Kamworor has been a marathon runner for five years, having made his full debut in 2012 in Berlin.
He won the World Half Marathon title in 2014, in Copenhagen, Denmark, before defending it two years later in Cardiff, Wales.
He also won the World Cross-Country championships in 2015 in China before staging a successful defence in 2017 in Kampala, capital of Uganda.
The pre-race favourite, Ghirmay Ghebreslassie of Eritrea, was nowhere in sight.
His 2016 performance was the third-fastest time ever recorded on New York’s challenging course, but he faded on Sunday.
Meb Keflezighi, 42, finished 11th in his 26th and final race.

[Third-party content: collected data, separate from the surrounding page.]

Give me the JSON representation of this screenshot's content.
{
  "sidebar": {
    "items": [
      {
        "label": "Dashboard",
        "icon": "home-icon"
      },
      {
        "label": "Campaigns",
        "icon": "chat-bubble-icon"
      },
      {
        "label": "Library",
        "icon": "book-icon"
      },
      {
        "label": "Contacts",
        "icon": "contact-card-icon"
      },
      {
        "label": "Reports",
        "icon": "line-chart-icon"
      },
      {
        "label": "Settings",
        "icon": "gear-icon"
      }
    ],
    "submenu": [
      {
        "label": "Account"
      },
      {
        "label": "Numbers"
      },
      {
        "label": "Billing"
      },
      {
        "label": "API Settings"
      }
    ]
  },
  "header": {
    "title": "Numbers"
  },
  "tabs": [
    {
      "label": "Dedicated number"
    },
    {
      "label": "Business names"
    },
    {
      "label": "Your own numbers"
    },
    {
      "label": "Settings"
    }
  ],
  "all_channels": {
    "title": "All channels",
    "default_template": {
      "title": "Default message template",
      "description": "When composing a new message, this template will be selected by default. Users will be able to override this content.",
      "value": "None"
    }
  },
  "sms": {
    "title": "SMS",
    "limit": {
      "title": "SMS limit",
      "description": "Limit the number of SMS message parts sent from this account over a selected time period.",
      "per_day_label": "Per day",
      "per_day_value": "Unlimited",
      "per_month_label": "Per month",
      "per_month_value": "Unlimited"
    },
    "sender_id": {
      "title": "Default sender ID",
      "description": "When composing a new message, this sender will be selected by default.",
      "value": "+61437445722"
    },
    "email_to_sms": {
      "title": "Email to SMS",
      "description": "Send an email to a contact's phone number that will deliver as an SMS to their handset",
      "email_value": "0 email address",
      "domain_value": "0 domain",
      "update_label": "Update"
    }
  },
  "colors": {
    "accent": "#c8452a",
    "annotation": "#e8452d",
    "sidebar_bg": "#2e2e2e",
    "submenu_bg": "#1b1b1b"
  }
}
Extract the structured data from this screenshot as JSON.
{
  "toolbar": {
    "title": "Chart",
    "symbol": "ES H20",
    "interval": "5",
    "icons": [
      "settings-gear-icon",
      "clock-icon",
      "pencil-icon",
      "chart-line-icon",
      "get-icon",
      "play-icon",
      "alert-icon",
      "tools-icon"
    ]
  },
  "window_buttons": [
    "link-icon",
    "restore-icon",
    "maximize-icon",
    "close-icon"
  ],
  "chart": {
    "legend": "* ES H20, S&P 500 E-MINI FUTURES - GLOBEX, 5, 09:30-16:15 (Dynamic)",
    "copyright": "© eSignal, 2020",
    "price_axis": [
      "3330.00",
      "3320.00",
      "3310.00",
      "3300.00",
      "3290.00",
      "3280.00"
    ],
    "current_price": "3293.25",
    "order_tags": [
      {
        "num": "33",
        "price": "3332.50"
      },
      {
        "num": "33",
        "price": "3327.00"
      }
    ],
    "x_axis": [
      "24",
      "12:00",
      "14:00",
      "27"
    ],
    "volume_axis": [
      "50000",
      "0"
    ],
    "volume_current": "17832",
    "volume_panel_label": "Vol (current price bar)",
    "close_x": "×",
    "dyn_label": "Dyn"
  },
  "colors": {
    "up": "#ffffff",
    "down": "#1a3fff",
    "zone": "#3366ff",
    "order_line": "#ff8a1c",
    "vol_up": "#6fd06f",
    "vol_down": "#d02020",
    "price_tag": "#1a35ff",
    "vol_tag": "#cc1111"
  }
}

Keflezighi won in New York in 2009 and won the Boston Marathon in 2014.
This was his 11th New York City Marathon.
In the women's marathon, Shalane Flanagan ended a 40-year drought for American women, dethroning one of the giants of the sport in the process.
Flanagan’s time of 2:26:53 was quick enough to beat the three-time defending champion Mary Keitany, of Kenya, and become the first American woman to win since Miki Gorman in 1977.
Flanagan, from Massachusetts, showed age is no barrier, winning at the age of 36.
Her previous best finish in New York had been second in 2010.
Thirty-five-year-old Keitany had been chasing history, attempting to join Grete Waitz as the only women to compile a winning streak of four New York marathons.
She was seeking to cap a fine year, in which she won the London Marathon in a time of 2:17:01, a women’s-only record.
She had blown away the field in New York a year ago, but had to make do with second place in a time of 2:27:54.
Mamitu Daska, of Ethiopia, competing in the Marathon for the first time, finished third with a time of 2:28:08.
Flanagan entered the Engineers’ Gate into Central Park with a wide berth.
Keitany, strangely, began to drift toward the east side of 5th Avenue, away from Flanagan’s tail, before zigzagging back into the customary route.